We’re two weeks out from the winter solstice. Short, grey days heavy with mist melt into long, black nights that draw in discernibly closer each evening. It’s in this dark season when the work is most demanding. Winter work of keeping animals fed and dry, hauling out hay and feeds through mud, wind and rain twice daily to a hungry mob of herbivores with sharp hooves and horns intent on knocking me off my feet and diving into the bucket of beet before I can spill it into the trough saps the daylight hours and just about all the strength and output I can muster. The work is heavy. Rain is heavy. Mud is heavy. The rhythm of these short, dark days filled with monotonous, heavy routine lulls me into the restful sanctuary of long, fire-lit nights doing nothing much at all. My body craves this darkening season for sleep and deep nourishment, for retreating into the dark, melting into the nourishing warmth of a woodfire, to emerge anew from the ashes when the willow buds begin to burst in spring.
I set a pot of bone broth to bubble on the woodstove for the day. That will form the base of a thick, winter stew of starchy roots and fat mutton—a four year old ewe from our flock who gave us lambs before she gave us her life—the dense, full-flavoured meat of a life well lived as a sheep should live on the open hill, fat on flowering heather—nutrient-rich calories packed away in summer to nourish our bones and keep us pushing on through the grinding physicality of winter’s work.
The morning is as light as it’s going to get through a cover of thick, grey mist and Glitter Sparkle is calling. I am summoned to bring her breakfast, and Molly’s too, to wait on my ladies and fetch the morning’s milk steaming from the udder of a happy little house goat. Thirty-two ewes will be all lined up at their trough, impatient for it to fill, ready to mob me for the bucket like a pack of hungry little hooven wolves. The boys in their house on the hill need feeds and hay brought up to them, too. After my feeding rounds I will gather firewood. I know it’s woodsmoke from the neighbourhood’s chimneys by the sweet, woodsy aroma, and also because this dip in the hills is thickly wooded and everybody cuts and draws their firewood from the land. Our winter warmth too, is drawn from the land in the form of stored sunlight to be released as heat before it’s composted back again as mineral-rich ashes returned to the soil. Now is the time to cut and gather, trees laid bare, leaves and sap and life given back to the soil where spring gestates.

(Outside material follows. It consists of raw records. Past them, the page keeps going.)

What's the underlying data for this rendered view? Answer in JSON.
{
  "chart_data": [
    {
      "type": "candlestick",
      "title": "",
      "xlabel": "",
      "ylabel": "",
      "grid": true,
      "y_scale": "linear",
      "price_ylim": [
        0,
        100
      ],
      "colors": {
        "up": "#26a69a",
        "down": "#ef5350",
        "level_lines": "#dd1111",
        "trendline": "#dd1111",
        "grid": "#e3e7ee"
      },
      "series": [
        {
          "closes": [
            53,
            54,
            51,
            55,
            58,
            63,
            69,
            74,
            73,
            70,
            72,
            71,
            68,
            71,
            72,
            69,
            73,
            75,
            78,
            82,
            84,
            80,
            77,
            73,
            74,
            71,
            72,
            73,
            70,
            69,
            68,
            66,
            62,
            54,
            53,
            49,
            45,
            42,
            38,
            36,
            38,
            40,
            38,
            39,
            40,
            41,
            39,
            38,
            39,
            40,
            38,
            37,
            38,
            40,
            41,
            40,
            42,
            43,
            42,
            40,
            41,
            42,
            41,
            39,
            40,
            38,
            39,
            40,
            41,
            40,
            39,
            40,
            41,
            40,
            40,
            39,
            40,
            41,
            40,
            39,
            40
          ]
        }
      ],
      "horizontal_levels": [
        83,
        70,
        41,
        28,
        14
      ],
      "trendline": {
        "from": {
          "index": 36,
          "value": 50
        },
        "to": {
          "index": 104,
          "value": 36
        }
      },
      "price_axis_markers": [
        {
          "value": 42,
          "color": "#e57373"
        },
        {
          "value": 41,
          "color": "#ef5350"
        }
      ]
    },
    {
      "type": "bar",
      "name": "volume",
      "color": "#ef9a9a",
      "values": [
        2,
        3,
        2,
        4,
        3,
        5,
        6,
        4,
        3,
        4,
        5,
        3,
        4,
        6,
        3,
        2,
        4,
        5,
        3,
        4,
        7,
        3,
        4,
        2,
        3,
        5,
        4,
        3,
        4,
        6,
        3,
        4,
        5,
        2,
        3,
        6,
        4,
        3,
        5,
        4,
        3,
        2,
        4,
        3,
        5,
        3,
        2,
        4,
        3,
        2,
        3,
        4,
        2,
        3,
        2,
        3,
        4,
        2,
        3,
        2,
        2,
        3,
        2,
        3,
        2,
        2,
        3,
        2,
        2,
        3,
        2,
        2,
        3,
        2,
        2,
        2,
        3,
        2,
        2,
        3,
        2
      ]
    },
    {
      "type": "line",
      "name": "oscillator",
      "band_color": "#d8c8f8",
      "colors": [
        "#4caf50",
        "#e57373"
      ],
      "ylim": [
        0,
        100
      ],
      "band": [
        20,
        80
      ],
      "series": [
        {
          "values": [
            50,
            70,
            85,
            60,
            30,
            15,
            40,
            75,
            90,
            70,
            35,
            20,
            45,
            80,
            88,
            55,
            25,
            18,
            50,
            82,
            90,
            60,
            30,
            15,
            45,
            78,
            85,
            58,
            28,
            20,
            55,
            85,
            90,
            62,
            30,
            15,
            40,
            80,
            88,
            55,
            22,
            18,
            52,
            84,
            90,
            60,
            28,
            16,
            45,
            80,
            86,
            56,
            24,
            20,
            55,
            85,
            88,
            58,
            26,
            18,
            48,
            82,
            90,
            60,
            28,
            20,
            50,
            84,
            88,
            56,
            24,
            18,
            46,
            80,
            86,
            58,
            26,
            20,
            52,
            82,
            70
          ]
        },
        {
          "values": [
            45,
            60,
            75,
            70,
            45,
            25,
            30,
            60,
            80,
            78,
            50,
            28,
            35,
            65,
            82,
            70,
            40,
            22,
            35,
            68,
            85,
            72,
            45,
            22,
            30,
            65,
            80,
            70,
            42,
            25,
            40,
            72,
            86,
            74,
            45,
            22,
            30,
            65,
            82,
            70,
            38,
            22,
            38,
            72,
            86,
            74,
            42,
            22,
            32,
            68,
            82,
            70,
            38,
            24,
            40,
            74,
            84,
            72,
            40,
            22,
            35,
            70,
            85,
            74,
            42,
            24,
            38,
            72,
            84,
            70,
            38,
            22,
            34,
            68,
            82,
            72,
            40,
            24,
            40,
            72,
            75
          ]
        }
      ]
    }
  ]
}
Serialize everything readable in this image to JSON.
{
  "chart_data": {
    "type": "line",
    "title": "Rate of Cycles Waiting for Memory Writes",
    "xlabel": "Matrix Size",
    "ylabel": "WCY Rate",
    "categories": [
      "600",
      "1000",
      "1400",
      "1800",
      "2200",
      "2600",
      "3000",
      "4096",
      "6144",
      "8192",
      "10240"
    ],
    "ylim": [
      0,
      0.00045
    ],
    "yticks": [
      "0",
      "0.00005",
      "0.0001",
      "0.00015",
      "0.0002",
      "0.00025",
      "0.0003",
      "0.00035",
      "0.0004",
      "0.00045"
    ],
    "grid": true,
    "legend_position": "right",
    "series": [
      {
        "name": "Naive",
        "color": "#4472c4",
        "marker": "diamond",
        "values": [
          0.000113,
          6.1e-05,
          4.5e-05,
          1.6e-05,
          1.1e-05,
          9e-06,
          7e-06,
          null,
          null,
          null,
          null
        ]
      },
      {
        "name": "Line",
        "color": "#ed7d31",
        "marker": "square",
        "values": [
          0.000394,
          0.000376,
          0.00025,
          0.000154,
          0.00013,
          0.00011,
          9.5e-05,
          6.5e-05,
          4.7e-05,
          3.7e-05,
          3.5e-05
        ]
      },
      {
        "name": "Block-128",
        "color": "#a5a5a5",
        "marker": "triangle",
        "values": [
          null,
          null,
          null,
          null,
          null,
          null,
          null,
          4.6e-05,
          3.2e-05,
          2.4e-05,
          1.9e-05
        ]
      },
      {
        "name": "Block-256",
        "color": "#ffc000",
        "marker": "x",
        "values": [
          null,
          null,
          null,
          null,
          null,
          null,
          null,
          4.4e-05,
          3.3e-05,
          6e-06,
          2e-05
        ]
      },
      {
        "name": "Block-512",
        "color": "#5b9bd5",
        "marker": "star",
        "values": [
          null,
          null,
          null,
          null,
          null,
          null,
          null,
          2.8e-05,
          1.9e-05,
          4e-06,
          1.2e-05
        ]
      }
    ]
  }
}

How you make the mundane feel magical! Not that I think your life is mundane, by any means, but you transform the everyday into something else, the lighting of a fire, the swimming grey light of dawn, the trudge through mud, the hefting and delivery of feeds... I am transported, every time. Thank you for such beautiful reflections on moving through this dark cold time. I think Brigid's fiery arrow of Imbas has lodged in you! ⚡️
Beautiful words. All the best in the dark days. I am wishing I had fresh milk, still months away for me.